TensorFlow tf.one_hot( )剖析_tf.one-hot-CSDN博客

本文链接：https://blog.csdn.net/ghy_111/article/details/80362597

本文深入讲解了独热编码(one-hot encoding)的概念及其在TensorFlow中的实现方式，包括tf.one_hot函数的各种参数设置及应用场景，并提供了详细的示例代码，帮助读者理解如何在监督学习任务中对分类标签进行编码。

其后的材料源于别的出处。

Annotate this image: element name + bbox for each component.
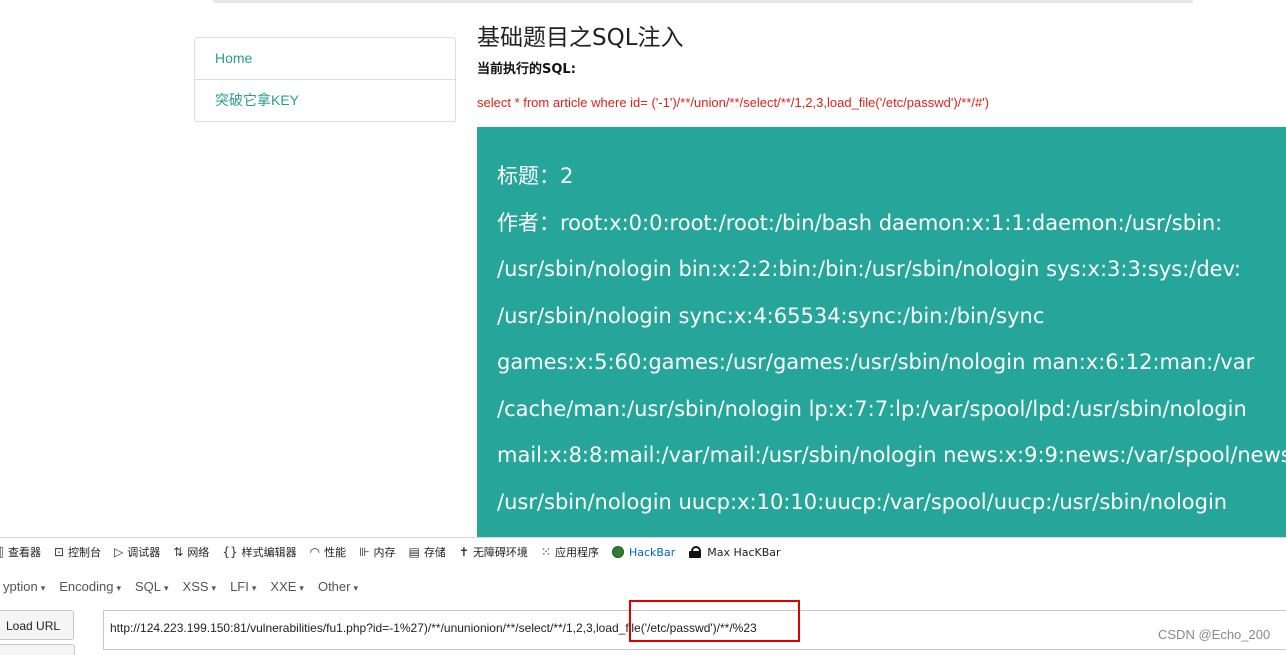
chevron-down-icon: ▾: [353, 582, 358, 593]
tab-max-hackbar[interactable]: Max HacKBar: [688, 545, 781, 559]
menu-encryption[interactable]: yption ▾: [3, 579, 45, 594]
chevron-down-icon: ▾: [164, 582, 169, 593]
result-line: /cache/man:/usr/sbin/nologin lp:x:7:7:lp…: [497, 396, 1247, 421]
inspector-icon: ⟧: [0, 545, 4, 559]
console-icon: ⊡: [53, 545, 65, 559]
menu-lfi[interactable]: LFI ▾: [230, 579, 256, 594]
chevron-down-icon: ▾: [40, 582, 46, 593]
tab-application[interactable]: ⁙ 应用程序: [541, 544, 599, 560]
chevron-down-icon: ▾: [251, 582, 257, 593]
hackbar-menu: yption ▾ Encoding ▾ SQL ▾ XSS ▾ LFI ▾ XXE ▾ Ot…: [0, 576, 372, 596]
menu-other[interactable]: Other ▾: [318, 579, 358, 594]
tab-label: HackBar: [629, 545, 676, 559]
top-bar: [0, 0, 1286, 8]
style-editor-icon: {}: [222, 545, 238, 559]
memory-icon: ⊪: [359, 545, 370, 559]
tab-memory[interactable]: ⊪ 内存: [359, 544, 395, 560]
nav-item-get-key[interactable]: 突破它拿KEY: [195, 79, 455, 121]
tab-debugger[interactable]: ▷ 调试器: [114, 544, 160, 560]
watermark: CSDN @Echo_200: [1158, 627, 1271, 642]
tab-label: 查看器: [7, 546, 41, 559]
result-line: /usr/sbin/nologin bin:x:2:2:bin:/bin:/us…: [497, 257, 1241, 281]
tab-inspector[interactable]: ⟧ 查看器: [0, 544, 41, 560]
menu-label: Encoding: [59, 578, 114, 594]
tab-console[interactable]: ⊡ 控制台: [54, 544, 101, 560]
result-line: /usr/sbin/nologin uucp:x:10:10:uucp:/var…: [497, 489, 1228, 514]
hackbar-icon: [612, 546, 624, 558]
menu-xss[interactable]: XSS ▾: [183, 579, 217, 594]
menu-label: SQL: [134, 578, 161, 594]
tab-label: 应用程序: [555, 546, 599, 559]
result-line: /usr/sbin/nologin sync:x:4:65534:sync:/b…: [497, 303, 1045, 328]
devtools-tabs: ⟧ 查看器 ⊡ 控制台 ▷ 调试器 ⇅ 网络 {} 样式编辑器 ◠ 性能 ⊪ 内…: [0, 538, 1286, 566]
chevron-down-icon: ▾: [211, 582, 217, 593]
tab-performance[interactable]: ◠ 性能: [310, 544, 346, 560]
tab-label: Max HacKBar: [707, 545, 781, 559]
tab-label: 内存: [373, 546, 396, 559]
tab-label: 存储: [423, 546, 446, 559]
application-icon: ⁙: [540, 545, 551, 559]
result-line: mail:x:8:8:mail:/var/mail:/usr/sbin/nolo…: [497, 443, 1286, 467]
tab-label: 控制台: [68, 546, 102, 559]
debugger-icon: ▷: [114, 545, 124, 559]
menu-label: XXE: [270, 578, 297, 594]
load-url-button[interactable]: Load URL: [0, 610, 74, 640]
result-panel: 标题：2 作者：root:x:0:0:root:/root:/bin/bash …: [477, 127, 1286, 547]
chevron-down-icon: ▾: [299, 582, 304, 593]
menu-label: XSS: [182, 578, 209, 594]
menu-encoding[interactable]: Encoding ▾: [59, 579, 121, 594]
nav-item-home[interactable]: Home: [195, 38, 455, 79]
tab-label: 无障碍环境: [472, 546, 528, 559]
top-bar-edge: [213, 0, 1193, 3]
menu-label: Other: [317, 578, 351, 594]
storage-icon: ▤: [408, 545, 420, 559]
devtools-panel: ⟧ 查看器 ⊡ 控制台 ▷ 调试器 ⇅ 网络 {} 样式编辑器 ◠ 性能 ⊪ 内…: [0, 537, 1286, 655]
menu-label: yption: [3, 578, 38, 594]
menu-label: LFI: [230, 578, 249, 594]
tab-label: 调试器: [127, 546, 161, 559]
network-icon: ⇅: [173, 545, 184, 559]
tab-style-editor[interactable]: {} 样式编辑器: [222, 544, 296, 560]
tab-hackbar[interactable]: HackBar: [612, 546, 675, 559]
tab-network[interactable]: ⇅ 网络: [173, 544, 209, 560]
page-title: 基础题目之SQL注入: [477, 25, 684, 51]
chevron-down-icon: ▾: [116, 582, 121, 593]
result-line: 标题：2: [497, 164, 574, 188]
result-line: games:x:5:60:games:/usr/games:/usr/sbin/…: [497, 350, 1255, 374]
max-hackbar-icon: [688, 546, 702, 558]
tab-accessibility[interactable]: ✝ 无障碍环境: [459, 544, 528, 560]
sql-query: select * from article where id= ('-1')/*…: [477, 95, 990, 110]
tab-label: 样式编辑器: [241, 546, 297, 559]
result-line: 作者：root:x:0:0:root:/root:/bin/bash daemo…: [497, 210, 1223, 235]
tab-label: 性能: [324, 546, 347, 559]
sidebar-nav: Home 突破它拿KEY: [194, 37, 456, 122]
tab-storage[interactable]: ▤ 存储: [409, 544, 446, 560]
menu-sql[interactable]: SQL ▾: [135, 579, 169, 594]
performance-icon: ◠: [309, 545, 321, 559]
accessibility-icon: ✝: [458, 545, 469, 559]
sql-label: 当前执行的SQL:: [477, 62, 576, 77]
menu-xxe[interactable]: XXE ▾: [270, 579, 304, 594]
annotation-highlight-box: [629, 600, 800, 642]
tab-label: 网络: [187, 546, 210, 559]
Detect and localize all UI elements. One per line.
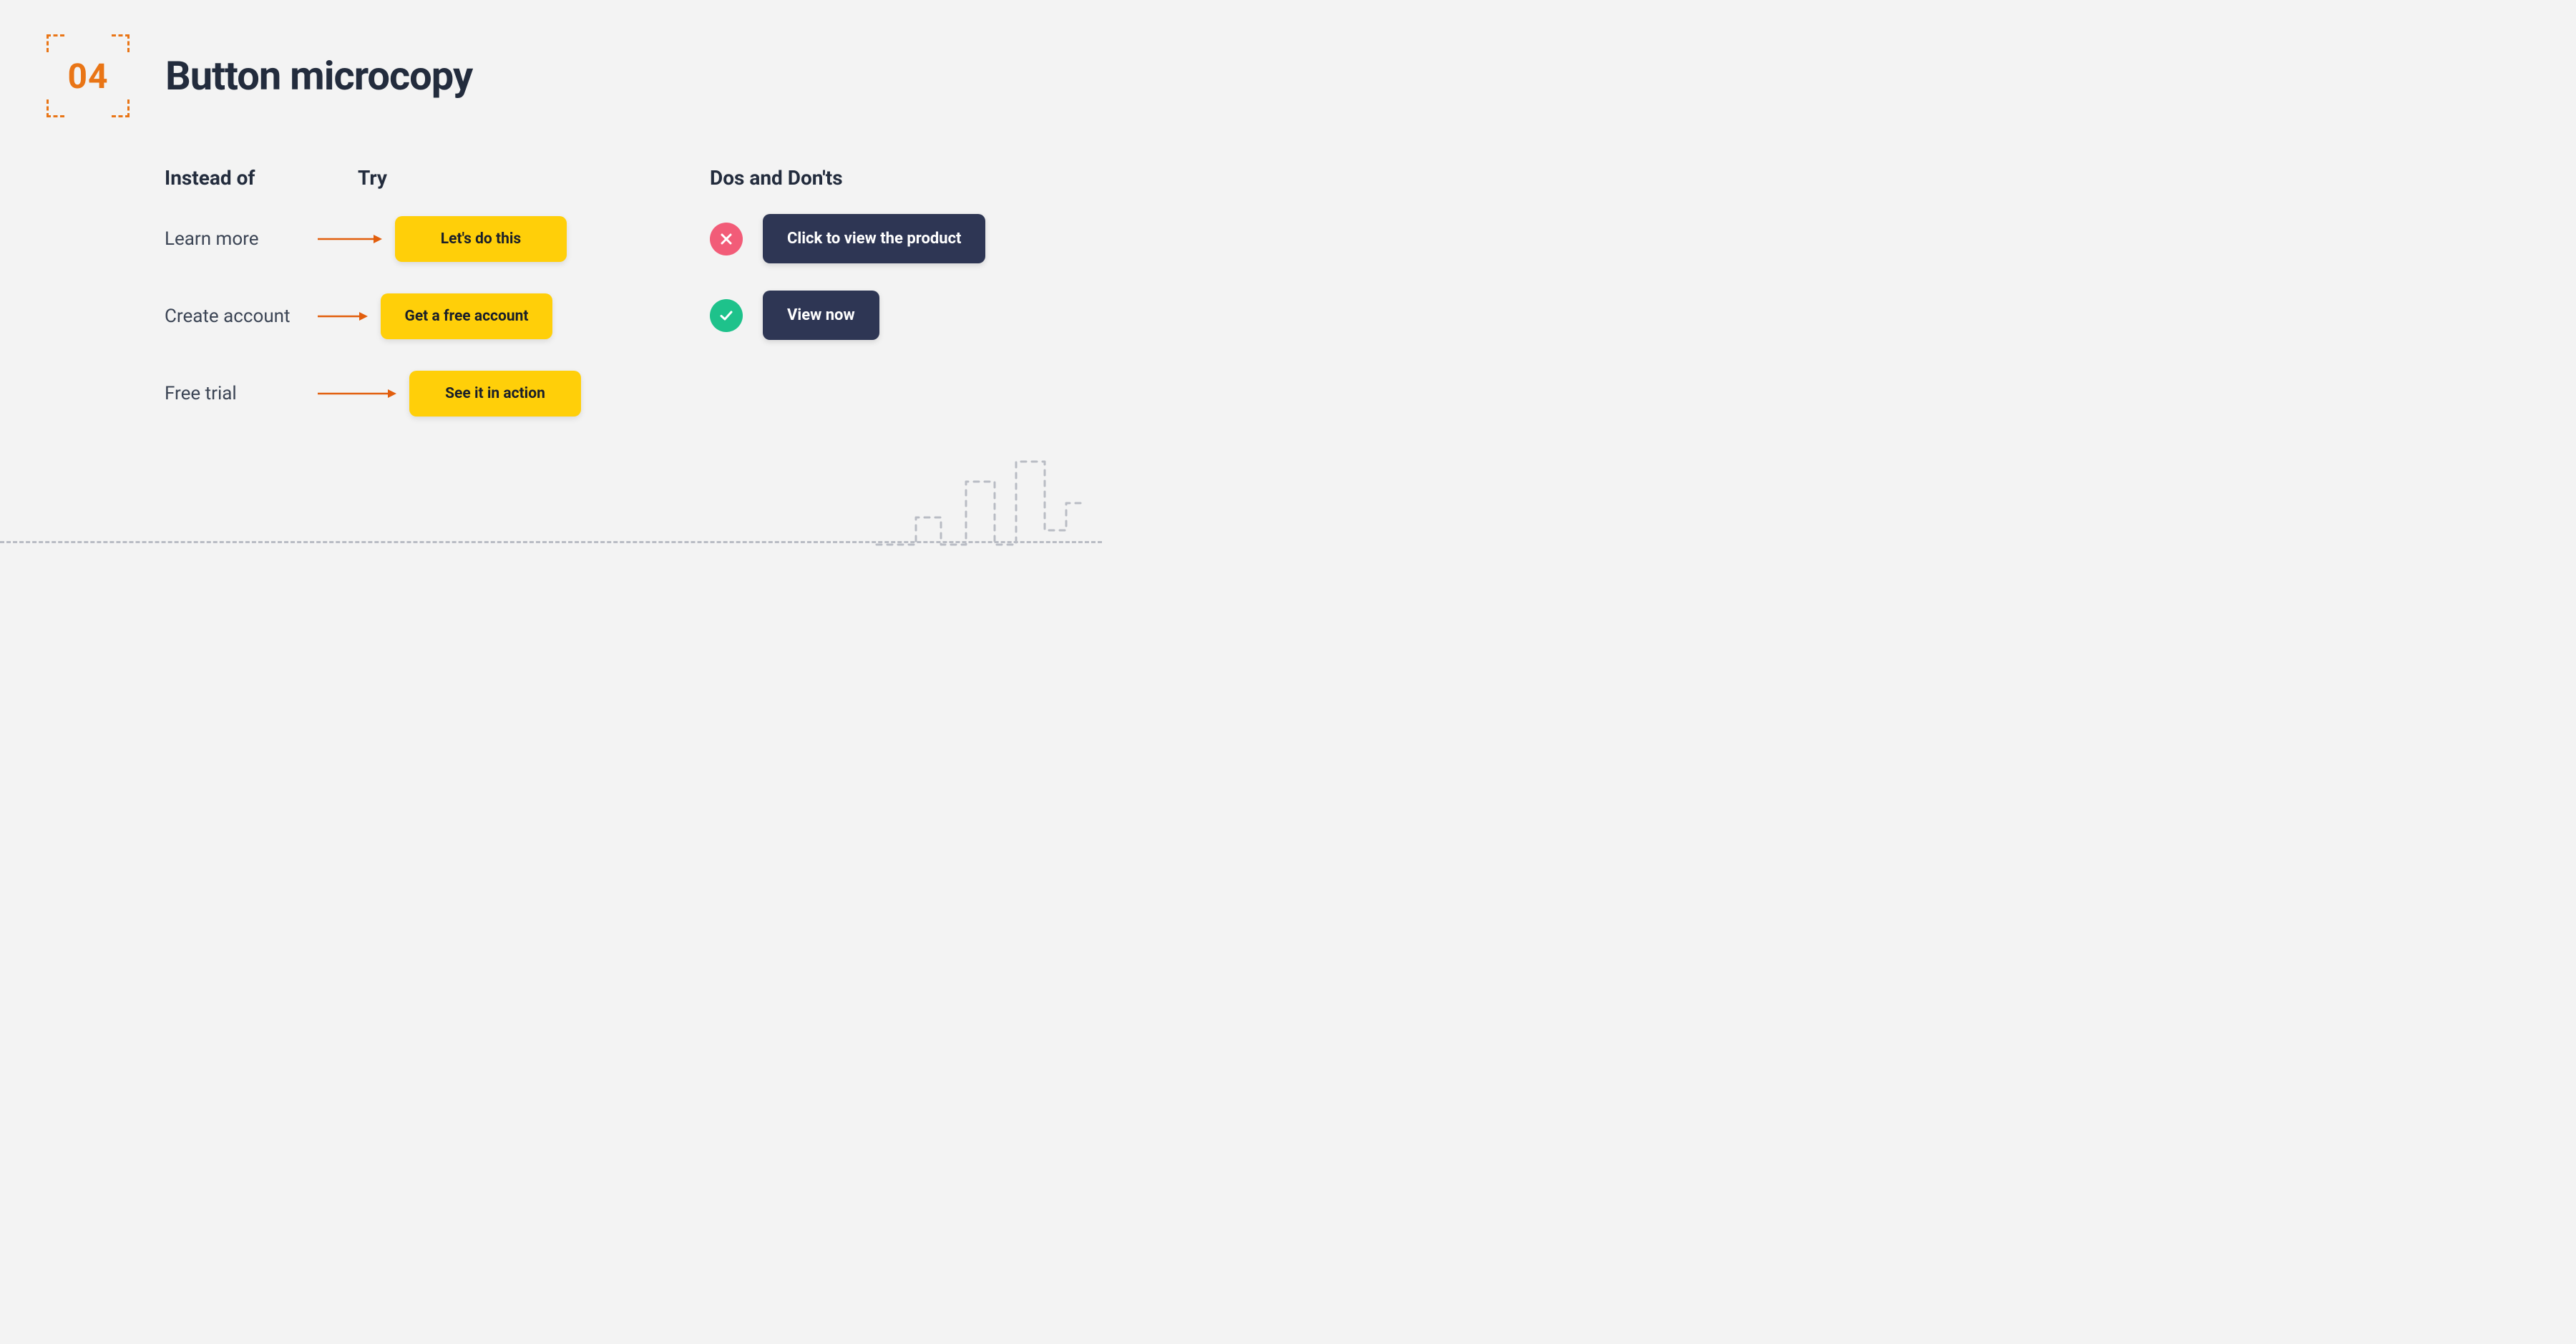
slide-number-frame: 04 <box>47 34 130 117</box>
frame-corner-icon <box>47 99 64 117</box>
decorative-skyline-icon <box>873 453 1088 560</box>
instead-of-text: Create account <box>165 306 308 327</box>
column-header-dos-donts: Dos and Don'ts <box>710 166 985 190</box>
slide-title: Button microcopy <box>165 52 472 99</box>
slide-content: Instead of Try Learn more Let's do this <box>165 166 985 446</box>
frame-corner-icon <box>112 34 130 52</box>
dont-button[interactable]: Click to view the product <box>763 214 985 263</box>
dont-row: Click to view the product <box>710 214 985 263</box>
try-button[interactable]: Let's do this <box>395 216 567 262</box>
frame-corner-icon <box>112 99 130 117</box>
column-header-try: Try <box>358 166 387 190</box>
instead-of-text: Learn more <box>165 228 308 250</box>
do-button[interactable]: View now <box>763 291 879 340</box>
check-icon <box>710 299 743 332</box>
arrow-right-icon <box>318 389 396 399</box>
example-row: Create account Get a free account <box>165 291 581 341</box>
arrow-right-icon <box>318 311 368 321</box>
x-icon <box>710 223 743 255</box>
example-row: Learn more Let's do this <box>165 214 581 264</box>
instead-of-text: Free trial <box>165 383 308 404</box>
frame-corner-icon <box>47 34 64 52</box>
do-row: View now <box>710 291 985 340</box>
slide-header: 04 Button microcopy <box>47 34 472 117</box>
example-row: Free trial See it in action <box>165 369 581 419</box>
try-button[interactable]: See it in action <box>409 371 581 417</box>
slide-number: 04 <box>67 56 108 97</box>
try-button[interactable]: Get a free account <box>381 293 552 339</box>
examples-group: Instead of Try Learn more Let's do this <box>165 166 581 446</box>
column-header-instead-of: Instead of <box>165 166 358 190</box>
dos-donts-group: Dos and Don'ts Click to view the product… <box>710 166 985 446</box>
arrow-right-icon <box>318 234 382 244</box>
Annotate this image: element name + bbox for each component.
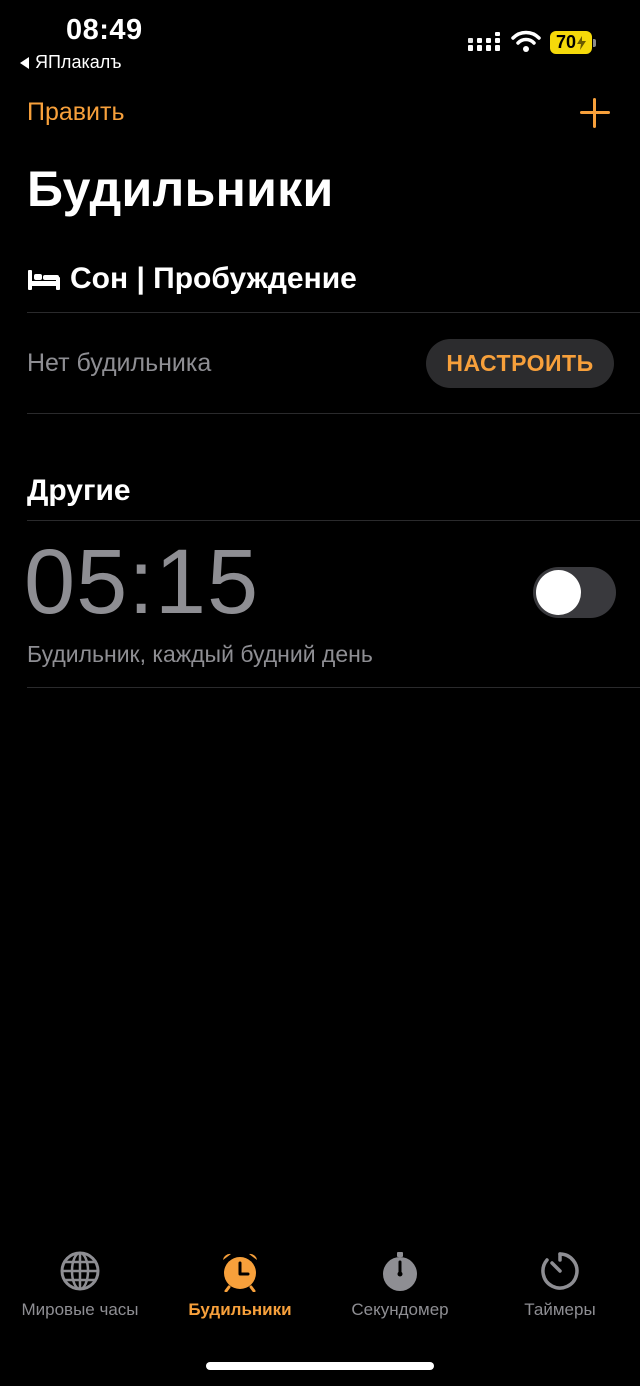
sleep-section-title: Сон | Пробуждение [70, 262, 357, 295]
divider [27, 520, 640, 521]
divider [27, 312, 640, 313]
tab-label: Мировые часы [21, 1300, 139, 1319]
charging-bolt-icon [577, 35, 587, 50]
edit-button[interactable]: Править [27, 98, 125, 127]
timer-icon [541, 1252, 579, 1290]
battery-level: 70 [555, 32, 577, 52]
back-to-app-link[interactable]: ЯПлакалъ [20, 52, 121, 73]
alarm-toggle[interactable] [533, 567, 616, 618]
sleep-section-header: Сон | Пробуждение [27, 262, 357, 296]
plus-icon[interactable] [578, 96, 612, 130]
back-app-label: ЯПлакалъ [35, 52, 122, 72]
alarm-label: Будильник, каждый будний день [27, 641, 373, 667]
status-time: 08:49 [66, 14, 143, 46]
wifi-icon [511, 30, 541, 52]
tab-label: Будильники [188, 1300, 292, 1319]
divider [27, 413, 640, 414]
cellular-signal-icon [468, 32, 500, 51]
battery-indicator: 70 [550, 31, 596, 54]
stopwatch-icon [383, 1252, 417, 1291]
tab-world-clock[interactable]: Мировые часы [0, 1250, 160, 1320]
alarm-clock-icon [223, 1253, 257, 1292]
tab-timers[interactable]: Таймеры [480, 1250, 640, 1320]
back-arrow-icon [20, 56, 29, 69]
globe-icon [60, 1251, 100, 1291]
divider [27, 687, 640, 688]
tab-alarms[interactable]: Будильники [160, 1250, 320, 1320]
home-indicator[interactable] [206, 1362, 434, 1370]
clock-app-screen: 08:49 ЯПлакалъ 70 Править Будильники Сон… [0, 0, 640, 1386]
tab-label: Таймеры [524, 1300, 596, 1319]
alarm-time: 05:15 [24, 531, 260, 633]
tab-bar: Мировые часы Будильники Секундомер Тайме… [0, 1250, 640, 1340]
tab-stopwatch[interactable]: Секундомер [320, 1250, 480, 1320]
page-title: Будильники [27, 161, 334, 217]
bed-icon [28, 270, 60, 290]
no-alarm-text: Нет будильника [27, 349, 212, 377]
setup-button[interactable]: НАСТРОИТЬ [426, 339, 614, 388]
tab-label: Секундомер [351, 1300, 449, 1319]
other-section-header: Другие [27, 474, 131, 507]
battery-cap [593, 38, 596, 47]
toggle-knob [536, 570, 581, 615]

摘要生成于 C知道，由 DeepSeek-R1 满血版支持，前往体验 >

1. 首先解释one_hot encoding(独热编码)

one_hot encoding可作为机器学习中对离散型特征的一种处理手段，一般用于处理监督学习中分类问题样本的标注数据。例如有三类特征{label1，label2，label3}，需要三个bit位实现编码，bit位为1的位置对应原来的特征值，即上述特征对应的编码为{100, 010, 001}。

2.tf.one_hot( label_batch, class_num )

tf.one_hot( ) 函数原型为：

one_hot(indices, depth, on_value=None, off_value=None, axis=None, dtype=None, name=None)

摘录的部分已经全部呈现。